April 25, 2011 | last updated March 25, 2012 9:56 am

Clark, Worcester Local First Team Up For Sustainability

Photo/Christina H. Davis
Jack Woods, president of Thomas J. Woods Insurance Agency in Worcester, is one of the first small business owners to sign up for the new Sustainable Business Leader Program in Worcester.

It's hard to argue against the notion that businesses should be going green. Saving electricity, improving recycling rates and tightening up buildings to make heating and cooling more efficient are all moves that help both the environment and the bottom line.

But while large corporations can devote whole departments to these kinds of efforts, small local companies rarely have much time or energy to spare for anything that's not directly related to the immediate needs of the business.

Review At A Discount

That's where the Sustainable Business Leader Program comes in. Already three years old in the Boston area, the program is being brought to Worcester by a partnership between the Sustainable Business Network of Greater Boston, Worcester Local First and Clark University of Worcester.

Will O'Brien, a visiting professor at Clark and director of the program, said he expects to have 10 to 15 businesses signed up to participate in a pilot round of the Worcester program by the end of April. O'Brien said the companies will each undergo a three- to four-month process assessing their needs and making plans for improvements in areas including heating, electricity, water use and recycling.

The assessment and planning part of the program is being run by Bill Bean, president of Lee-based Green Planning & Coaching. O'Brien said this type of service would typically cost around $2,000, but the Worcester participants will pay only $400.

"It's heavily subsidized and heavily discounted because of the donors that have enabled us to do this," he said.

Aside from the environmental benefits, O'Brien said participants will be able to save money by reducing their use of utilities and water and by limiting their waste removal costs.

He said there's also a marketing benefit: participants will get a mention in the program's promotional materials, work with the press and receive a "Sustainable Business Leader" decal for their companies' windows.

"We're definitely seeing more and more data that consumers are looking for companies that are environmentally sustainable," he said.

Local Buying Local

In a nod to the notion of doing business locally, O'Brien said the program will encourage companies to use nearby vendors for things like like installing insulation or replacing heating systems.

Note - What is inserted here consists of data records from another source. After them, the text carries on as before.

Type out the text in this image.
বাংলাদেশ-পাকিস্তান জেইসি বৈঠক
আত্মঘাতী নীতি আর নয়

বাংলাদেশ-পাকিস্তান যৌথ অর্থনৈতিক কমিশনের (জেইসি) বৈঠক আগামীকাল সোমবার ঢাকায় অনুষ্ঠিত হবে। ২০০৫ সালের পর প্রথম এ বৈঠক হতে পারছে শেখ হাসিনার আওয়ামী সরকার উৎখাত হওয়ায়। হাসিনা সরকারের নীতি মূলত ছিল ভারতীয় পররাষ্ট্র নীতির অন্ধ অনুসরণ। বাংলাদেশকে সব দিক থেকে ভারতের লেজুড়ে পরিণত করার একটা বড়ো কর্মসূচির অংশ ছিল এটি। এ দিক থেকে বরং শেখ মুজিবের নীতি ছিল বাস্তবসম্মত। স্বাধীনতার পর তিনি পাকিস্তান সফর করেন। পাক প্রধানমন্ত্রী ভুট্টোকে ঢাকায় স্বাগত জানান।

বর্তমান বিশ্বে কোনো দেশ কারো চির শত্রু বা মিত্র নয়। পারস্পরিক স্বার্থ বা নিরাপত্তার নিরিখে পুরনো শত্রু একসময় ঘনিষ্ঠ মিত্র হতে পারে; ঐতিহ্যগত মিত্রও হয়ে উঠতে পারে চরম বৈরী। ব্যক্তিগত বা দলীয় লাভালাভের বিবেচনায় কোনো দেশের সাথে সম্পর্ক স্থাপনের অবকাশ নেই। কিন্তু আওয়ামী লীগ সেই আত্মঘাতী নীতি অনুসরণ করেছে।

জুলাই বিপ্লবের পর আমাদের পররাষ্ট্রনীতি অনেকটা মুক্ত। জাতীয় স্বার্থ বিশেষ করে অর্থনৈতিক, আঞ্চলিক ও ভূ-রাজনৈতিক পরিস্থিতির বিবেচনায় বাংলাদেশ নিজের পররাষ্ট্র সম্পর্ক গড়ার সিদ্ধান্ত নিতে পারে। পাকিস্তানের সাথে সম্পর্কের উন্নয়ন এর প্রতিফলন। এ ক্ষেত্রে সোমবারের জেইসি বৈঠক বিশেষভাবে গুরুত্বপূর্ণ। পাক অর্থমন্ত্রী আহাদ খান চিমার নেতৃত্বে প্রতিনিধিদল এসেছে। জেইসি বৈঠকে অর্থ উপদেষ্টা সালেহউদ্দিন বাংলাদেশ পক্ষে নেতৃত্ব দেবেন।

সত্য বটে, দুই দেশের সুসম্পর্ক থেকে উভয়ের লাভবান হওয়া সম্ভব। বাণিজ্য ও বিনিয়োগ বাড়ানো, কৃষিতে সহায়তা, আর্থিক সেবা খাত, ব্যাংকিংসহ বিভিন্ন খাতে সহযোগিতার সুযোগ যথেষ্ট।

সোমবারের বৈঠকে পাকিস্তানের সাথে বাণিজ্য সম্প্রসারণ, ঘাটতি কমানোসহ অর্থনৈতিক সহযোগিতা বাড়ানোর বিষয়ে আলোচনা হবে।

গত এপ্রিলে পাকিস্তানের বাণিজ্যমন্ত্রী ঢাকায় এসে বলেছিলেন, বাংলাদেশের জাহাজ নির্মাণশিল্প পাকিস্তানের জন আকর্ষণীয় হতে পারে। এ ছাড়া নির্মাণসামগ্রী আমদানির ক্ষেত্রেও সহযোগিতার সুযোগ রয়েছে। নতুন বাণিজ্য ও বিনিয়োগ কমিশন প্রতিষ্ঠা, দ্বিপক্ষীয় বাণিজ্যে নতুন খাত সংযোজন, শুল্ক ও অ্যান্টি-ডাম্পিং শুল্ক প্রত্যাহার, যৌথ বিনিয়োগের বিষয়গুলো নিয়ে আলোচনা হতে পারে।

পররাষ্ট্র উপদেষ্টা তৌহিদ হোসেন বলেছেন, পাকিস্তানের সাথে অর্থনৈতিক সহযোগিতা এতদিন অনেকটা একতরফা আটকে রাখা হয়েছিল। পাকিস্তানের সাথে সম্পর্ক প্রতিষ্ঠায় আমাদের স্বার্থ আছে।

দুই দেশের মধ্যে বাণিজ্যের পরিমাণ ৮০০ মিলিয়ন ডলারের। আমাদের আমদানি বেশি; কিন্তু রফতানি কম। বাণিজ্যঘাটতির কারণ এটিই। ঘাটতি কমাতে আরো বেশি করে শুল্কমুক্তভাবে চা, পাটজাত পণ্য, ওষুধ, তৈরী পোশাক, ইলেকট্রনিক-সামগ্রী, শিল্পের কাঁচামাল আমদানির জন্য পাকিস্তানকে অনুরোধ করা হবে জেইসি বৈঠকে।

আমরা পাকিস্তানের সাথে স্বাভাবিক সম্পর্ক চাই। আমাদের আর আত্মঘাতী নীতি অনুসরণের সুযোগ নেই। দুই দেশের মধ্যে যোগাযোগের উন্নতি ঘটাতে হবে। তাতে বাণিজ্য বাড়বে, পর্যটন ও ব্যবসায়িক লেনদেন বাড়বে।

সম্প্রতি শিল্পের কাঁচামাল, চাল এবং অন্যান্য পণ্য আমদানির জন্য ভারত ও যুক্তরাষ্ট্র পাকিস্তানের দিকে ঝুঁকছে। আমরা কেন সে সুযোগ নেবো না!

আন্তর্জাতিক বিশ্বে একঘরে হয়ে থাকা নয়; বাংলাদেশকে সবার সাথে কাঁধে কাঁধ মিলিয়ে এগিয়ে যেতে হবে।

Cyrus Mizrahi, manager and part owner of Viva Bene Ristorante in Worcester, is one of the first participants to sign up for the program.

Mizrahi said he hopes the restaurant will find ways to save money, but he's mainly motivated by his own environmental concerns.

"Basically I'm a nature lover," he said. "I'm interested in green projects."

Mizrahi said he already makes an effort to teach his employees how to properly separate recycling and otherwise run an environmentally tight ship, but he hopes the program will teach him some new tricks.

Most of the companies that signed up for the program are also active participants in Worcester Local First.

Executive Director Katy Sullivan said the benefits are obvious to the group's members, who already tend to see connections between shopping locally and striving for sustainable operations.

"For this really minimal investment you can find so many ways to operate your business more efficiently," Sullivan said. "In my mind it's kind of a no-brainer to do this."

Jack Woods, president of Thomas J. Woods Insurance Agency in Worcester, another business that has already signed up for the program, said he was happy to jump on the chance to make environmental improvements.

"I think it's a really great thing that they're doing here, because small businesses like ours, we just can't afford to do this on our own," he said.